The Pacific Gas and Electric Company has a monopoly on California’s monthly energy bills.
But greed and private profit motives should be reserved for board games – not the lives of 16 million people.
PG&E has provided power to California for 115 years, and the business now covers over two-thirds of the state. But after causing hundreds of fires, widespread blackouts and numerous deaths because of inadequate maintenance, PG&E has declared bankruptcy for the second time.
In early February, state Sen. Scott Wiener proposed legislation for the state to take over the operations of PG&E. The plan included a five-year transition period as the utility company shifted from privately to publicly owned. Gov. Gavin Newsom threatened public takeover around the same time, but has not provided a clear proposal. Newsom has also received over $200,000 in contributions from PG&E, but has said this will not affect his decision.
And quick action is needed – PG&E has been responsible for more than 1,500 fires in just six years, causing millions in property damage and acres of destroyed land.
The causes of these disasters have often been due to negligence, lack of equipment maintenance and prioritization of profit. Inaction has caused enough death and destruction, and the state cannot afford to continue this legacy – it must step in. There is a long battle ahead and much more debate about California’s future is required, but the current system cannot go on any longer.
This is not a new idea.
As long as PG&E has existed, cities have tried to gain public control. Just last year, San Francisco offered to buy the utility company’s infrastructure for its city at an offer of $2.5 billion, but PG&E vehemently declined.

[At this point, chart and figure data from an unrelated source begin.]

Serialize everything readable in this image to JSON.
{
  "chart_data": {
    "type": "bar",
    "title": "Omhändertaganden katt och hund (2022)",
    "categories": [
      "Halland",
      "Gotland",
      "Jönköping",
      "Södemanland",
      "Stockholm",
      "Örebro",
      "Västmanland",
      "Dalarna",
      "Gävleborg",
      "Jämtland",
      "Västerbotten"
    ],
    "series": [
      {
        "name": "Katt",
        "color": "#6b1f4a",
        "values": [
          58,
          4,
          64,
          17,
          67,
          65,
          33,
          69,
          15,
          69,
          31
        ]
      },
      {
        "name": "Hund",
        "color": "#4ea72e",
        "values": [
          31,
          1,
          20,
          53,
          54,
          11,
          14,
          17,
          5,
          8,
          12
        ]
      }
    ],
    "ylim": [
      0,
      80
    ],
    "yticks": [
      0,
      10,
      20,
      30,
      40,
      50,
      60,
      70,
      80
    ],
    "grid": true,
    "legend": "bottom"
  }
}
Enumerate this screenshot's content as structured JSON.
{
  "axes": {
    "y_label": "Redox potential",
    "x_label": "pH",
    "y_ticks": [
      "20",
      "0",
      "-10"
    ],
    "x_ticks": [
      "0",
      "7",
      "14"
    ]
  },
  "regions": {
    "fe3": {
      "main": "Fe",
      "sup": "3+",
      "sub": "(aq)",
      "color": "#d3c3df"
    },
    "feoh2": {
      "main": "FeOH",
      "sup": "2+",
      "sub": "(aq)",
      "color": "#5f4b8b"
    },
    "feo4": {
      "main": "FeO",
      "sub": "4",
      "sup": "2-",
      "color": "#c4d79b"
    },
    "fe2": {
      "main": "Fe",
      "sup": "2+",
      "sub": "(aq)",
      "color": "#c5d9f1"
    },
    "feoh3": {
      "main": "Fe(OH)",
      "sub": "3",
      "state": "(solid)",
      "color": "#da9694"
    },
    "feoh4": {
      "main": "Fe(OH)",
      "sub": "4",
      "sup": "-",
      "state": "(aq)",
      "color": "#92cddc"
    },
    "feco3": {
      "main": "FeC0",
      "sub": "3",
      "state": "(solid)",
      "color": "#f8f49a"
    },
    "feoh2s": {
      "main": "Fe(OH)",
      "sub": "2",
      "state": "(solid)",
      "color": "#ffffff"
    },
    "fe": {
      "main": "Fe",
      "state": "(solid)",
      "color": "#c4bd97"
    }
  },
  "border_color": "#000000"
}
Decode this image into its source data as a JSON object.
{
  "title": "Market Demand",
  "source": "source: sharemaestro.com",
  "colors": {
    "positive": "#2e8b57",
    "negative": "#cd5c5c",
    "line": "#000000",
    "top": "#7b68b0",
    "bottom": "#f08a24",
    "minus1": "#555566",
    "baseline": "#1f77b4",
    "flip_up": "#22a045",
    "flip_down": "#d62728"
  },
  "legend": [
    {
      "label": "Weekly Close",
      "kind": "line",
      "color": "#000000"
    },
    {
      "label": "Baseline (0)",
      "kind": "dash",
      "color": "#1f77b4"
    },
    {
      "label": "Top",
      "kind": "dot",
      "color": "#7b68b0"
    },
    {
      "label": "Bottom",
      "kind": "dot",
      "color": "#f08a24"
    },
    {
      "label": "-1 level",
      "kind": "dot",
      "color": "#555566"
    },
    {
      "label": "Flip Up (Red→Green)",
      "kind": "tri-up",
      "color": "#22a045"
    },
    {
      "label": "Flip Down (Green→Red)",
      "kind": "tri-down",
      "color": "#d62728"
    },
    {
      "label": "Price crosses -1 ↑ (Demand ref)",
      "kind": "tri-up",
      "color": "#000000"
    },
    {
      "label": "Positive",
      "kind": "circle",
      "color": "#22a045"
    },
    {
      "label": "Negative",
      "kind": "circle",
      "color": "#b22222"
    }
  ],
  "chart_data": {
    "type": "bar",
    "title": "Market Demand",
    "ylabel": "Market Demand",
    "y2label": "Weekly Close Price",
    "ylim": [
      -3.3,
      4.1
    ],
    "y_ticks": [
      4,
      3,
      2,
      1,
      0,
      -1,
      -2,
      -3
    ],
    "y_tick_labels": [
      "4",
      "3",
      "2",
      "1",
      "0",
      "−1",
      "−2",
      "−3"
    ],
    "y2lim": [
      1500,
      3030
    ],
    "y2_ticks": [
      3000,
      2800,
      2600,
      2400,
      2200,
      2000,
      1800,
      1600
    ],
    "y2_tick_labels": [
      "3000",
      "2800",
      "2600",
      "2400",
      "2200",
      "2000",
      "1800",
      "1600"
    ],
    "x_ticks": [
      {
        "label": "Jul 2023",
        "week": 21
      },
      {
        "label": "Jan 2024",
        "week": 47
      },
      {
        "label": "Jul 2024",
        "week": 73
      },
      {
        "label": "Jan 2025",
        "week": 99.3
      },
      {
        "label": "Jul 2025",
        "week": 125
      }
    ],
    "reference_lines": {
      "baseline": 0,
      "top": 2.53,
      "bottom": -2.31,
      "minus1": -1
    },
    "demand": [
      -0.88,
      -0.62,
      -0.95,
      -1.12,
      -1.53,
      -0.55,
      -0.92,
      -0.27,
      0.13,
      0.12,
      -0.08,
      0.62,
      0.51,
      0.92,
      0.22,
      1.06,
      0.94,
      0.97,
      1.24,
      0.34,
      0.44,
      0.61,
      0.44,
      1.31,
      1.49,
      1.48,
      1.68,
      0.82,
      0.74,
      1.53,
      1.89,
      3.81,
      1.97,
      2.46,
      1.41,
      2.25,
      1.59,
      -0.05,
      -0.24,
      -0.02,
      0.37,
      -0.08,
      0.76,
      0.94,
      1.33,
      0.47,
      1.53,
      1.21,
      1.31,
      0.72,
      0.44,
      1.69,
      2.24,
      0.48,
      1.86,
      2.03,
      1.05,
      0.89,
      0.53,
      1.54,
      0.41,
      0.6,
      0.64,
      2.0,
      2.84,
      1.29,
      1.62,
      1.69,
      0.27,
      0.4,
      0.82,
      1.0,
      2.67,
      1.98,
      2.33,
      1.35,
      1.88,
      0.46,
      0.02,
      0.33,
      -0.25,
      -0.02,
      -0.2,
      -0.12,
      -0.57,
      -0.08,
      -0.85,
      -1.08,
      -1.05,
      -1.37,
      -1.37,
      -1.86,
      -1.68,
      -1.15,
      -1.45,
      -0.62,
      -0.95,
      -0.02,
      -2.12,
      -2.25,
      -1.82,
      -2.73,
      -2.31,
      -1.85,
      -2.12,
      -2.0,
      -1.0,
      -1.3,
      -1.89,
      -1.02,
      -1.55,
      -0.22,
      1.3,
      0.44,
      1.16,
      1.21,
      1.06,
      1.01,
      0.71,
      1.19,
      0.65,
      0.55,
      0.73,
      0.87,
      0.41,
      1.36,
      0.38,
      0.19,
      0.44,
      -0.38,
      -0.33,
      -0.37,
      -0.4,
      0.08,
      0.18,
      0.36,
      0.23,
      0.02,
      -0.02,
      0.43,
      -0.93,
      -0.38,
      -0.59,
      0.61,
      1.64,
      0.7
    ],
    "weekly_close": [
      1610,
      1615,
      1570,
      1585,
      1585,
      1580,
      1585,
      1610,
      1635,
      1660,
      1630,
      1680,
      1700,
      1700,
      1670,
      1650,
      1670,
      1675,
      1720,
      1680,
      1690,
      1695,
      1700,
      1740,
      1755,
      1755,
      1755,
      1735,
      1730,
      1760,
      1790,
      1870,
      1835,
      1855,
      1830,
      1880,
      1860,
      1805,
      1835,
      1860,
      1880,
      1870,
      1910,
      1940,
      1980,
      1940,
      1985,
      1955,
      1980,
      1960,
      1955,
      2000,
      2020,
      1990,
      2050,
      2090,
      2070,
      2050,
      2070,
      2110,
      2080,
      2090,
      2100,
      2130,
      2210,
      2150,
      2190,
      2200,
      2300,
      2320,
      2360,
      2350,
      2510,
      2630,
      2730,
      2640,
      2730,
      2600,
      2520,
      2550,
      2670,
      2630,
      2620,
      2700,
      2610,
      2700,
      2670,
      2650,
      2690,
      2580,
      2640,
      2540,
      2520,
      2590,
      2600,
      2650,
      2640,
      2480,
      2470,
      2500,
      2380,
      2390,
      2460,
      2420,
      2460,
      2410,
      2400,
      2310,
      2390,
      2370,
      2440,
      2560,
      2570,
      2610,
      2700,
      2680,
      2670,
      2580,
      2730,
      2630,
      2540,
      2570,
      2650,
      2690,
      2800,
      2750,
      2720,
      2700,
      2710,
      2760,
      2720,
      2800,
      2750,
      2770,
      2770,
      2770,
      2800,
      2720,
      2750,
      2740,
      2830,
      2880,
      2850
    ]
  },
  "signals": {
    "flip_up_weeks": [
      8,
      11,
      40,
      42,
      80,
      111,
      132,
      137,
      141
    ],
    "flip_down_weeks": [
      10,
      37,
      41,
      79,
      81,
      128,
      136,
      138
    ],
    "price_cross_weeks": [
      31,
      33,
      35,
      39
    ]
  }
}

The road to public ownership is a long but necessary one.
The deadliest wildfire in California’s history, the 2018 Camp Fire in Paradise, which killed 85 people and left tens of thousands homeless, was caused by faulty power lines that PG&E knew about months beforehand.
Asailah Brown, a fourth-year biology student from Marysville, California, which is in the same county as Paradise, said she knew many people who lost everything in the fire – their homes, possessions and businesses.
“A girl in my softball team, her family had reached out to all of us who had played softball with her to see if we had any pictures that we were able to give her because they basically lost everything,” Brown said.
And PG&E’s shoddy solutions don’t make up for its lack of long-term safety maintenance.
Just last year, in an effort to prevent wildfires, PG&E caused widespread blackouts across Northern California, which left millions without power. Many people were not given proper warning, which was especially dangerous for the sick and elderly who relied on power for their medical equipment. And because of its slow response, these blackouts are projected to continue for the next decade as it finally updates its infrastructure.
Sean Hecht, an Evan Frankel Professor of Policy and Practice at the UCLA School of Law, said both a public and private utility company in California would have to deal with the same problems, but the differences lie within effectiveness, funding and accountability.
“It’s a private company with a profit motive. They don’t typically have the kind of transparency that you might want, so there are things that happen that you can’t learn as much about as you can with a public agency,” Hecht said. “For some utilities, including PG&E, there have been histories of falsification of different types of reports in order to not have to take actions that are better for the public.”
Natural disasters don’t differentiate between private and public companies. But a transition of power would allow the state to learn from PG&E’s mistakes, without a profit motive in the way.
Furthermore, a state-sanctioned utility company gives a unique opportunity for California to work with its environmental agencies to provide cleaner, more renewable energy.
Kelli Allen, a second-year geography/environmental studies and political science student, said her family in Auburn, California, was affected by the blackouts, but she’s not sure whether the state will do better than PG&E when it comes to renewable energy.
“I don’t know if California taking over PG&E would just be subsidizing more exploitation of resources that we don’t really have, versus the state subsidizing a company that’s going down, as well as pushing it in a better direction,” Allen said.
However, not everyone agrees that the state ownership will fix long-standing issues with oversight.
A very probable problem with state ownership is that limited government budgets and resources, as well as bureaucracy, could quickly degrade the efficiency and quality of an already deteriorating infrastructure. Beyond logistical concerns, PG&E union employees have protested the proposed bill, fearing the loss of jobs, pension and benefits.
But Wiener’s office has assured that the plan would employ almost all current employees and would allow them to retain the same benefits.
And public ownerships have worked in the past. For example, Sacramento Municipal Utility District has largely avoided wildfires and blackouts when it separated itself from PG&E.
Hopefully, the lack of private greed and pressure from constituents will keep a future state-owned utility in line.
If California were to take over PG&E, oversight and accountability must remain its top priority. Just as the government and investors have tried to hold PG&E accountable, a state-sanctioned approach must remain committed to doing better.
PG&E has held California energy hostage for long enough.
And it’s time the state stops giving it “get out of jail free” cards.